Bruxelles, 02/03/2005 (Agence Europe) - La Commission a adopté mercredi un projet de règlement sur la qualité des statistiques budgétaires prévoyant notamment des visites de contrôle approfondi d'Eurostat dans les Etats membres. D'une manière générale, le but est d'accroître la crédibilité et la fiabilité des statistiques budgétaires en améliorant les moyens opérationnels d'Eurostat, ainsi que ses ressources humaines et financières. La sous-évaluation des chiffres budgétaires grecs entre 1998 et 2003 avait fait ressortir les carences de l'Office européen de statistique dans la vérification des informations transmises par les Etats membres, et avait conduit les ministres des Finances à demander un corps de règles minimales pour assurer l'indépendance, l'autonomie, l'intégrité et la responsabilité des instituts de statistiques nationaux. Ce volet sera abordé d'ici juin dans un projet séparé, discuté actuellement par un groupe de travail avec les Etats membres.

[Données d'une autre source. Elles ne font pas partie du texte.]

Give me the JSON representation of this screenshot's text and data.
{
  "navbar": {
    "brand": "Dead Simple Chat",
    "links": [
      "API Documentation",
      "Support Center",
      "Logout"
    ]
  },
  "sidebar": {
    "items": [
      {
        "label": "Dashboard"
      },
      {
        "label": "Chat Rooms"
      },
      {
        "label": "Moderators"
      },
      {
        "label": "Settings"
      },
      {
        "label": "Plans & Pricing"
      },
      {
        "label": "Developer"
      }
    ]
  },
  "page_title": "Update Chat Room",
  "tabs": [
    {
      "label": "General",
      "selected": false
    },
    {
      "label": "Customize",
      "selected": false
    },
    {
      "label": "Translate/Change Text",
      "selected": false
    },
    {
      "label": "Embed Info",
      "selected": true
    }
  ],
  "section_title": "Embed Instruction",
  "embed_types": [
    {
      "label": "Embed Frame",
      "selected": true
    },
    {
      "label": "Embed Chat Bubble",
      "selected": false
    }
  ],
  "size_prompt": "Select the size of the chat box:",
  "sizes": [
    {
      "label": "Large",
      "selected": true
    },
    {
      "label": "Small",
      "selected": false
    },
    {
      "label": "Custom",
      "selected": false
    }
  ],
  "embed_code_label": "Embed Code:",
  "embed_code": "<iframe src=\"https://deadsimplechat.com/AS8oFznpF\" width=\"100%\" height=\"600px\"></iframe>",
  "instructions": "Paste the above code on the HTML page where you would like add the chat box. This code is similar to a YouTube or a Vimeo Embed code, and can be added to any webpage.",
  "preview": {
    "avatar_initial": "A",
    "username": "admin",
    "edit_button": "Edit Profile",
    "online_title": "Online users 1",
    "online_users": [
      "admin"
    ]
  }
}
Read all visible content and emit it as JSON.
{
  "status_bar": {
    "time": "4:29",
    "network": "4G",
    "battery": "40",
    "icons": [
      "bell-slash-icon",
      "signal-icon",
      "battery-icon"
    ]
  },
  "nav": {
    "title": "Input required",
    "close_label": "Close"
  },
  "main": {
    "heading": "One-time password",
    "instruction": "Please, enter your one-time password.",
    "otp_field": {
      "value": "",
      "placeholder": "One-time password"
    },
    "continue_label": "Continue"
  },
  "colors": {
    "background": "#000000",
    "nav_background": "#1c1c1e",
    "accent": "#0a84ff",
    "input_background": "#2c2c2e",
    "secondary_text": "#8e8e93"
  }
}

Lors de la discussion qui avait suivi l'affaire grecque, le renforcement de la capacité juridique d'audit était apparu comme un moyen approprié pour obtenir les bons chiffres des Etats membres, mais certains d'entre eux, comme l'Allemagne, n'ont pas souhaité en arriver là. Lors du dernier Conseil Ecofin, les ministres des Finances avaient ainsi confirmé leur accord au renforcement de certains pouvoirs d'Eurostat, pourvu que cela ne débouche pas sur une charge administrative supplémentaire (EUROPE du 12 février, p.7). Bien qu'un audit au sens strict des comptes publics nationaux ne soit finalement pas envisagé, la proposition de la Commission permettra à Eurostat d'organiser des missions d'inspection ponctuelles dans les instances statistiques nationales et de réclamer des informations spécifiques lorsque des doutes subsistent. Lors de ces missions, les fonctionnaires d'Eurostat pourront être accompagnés d'experts issus des instances nationales ou d'autres Etats membres, ainsi que de différents services de la Commission.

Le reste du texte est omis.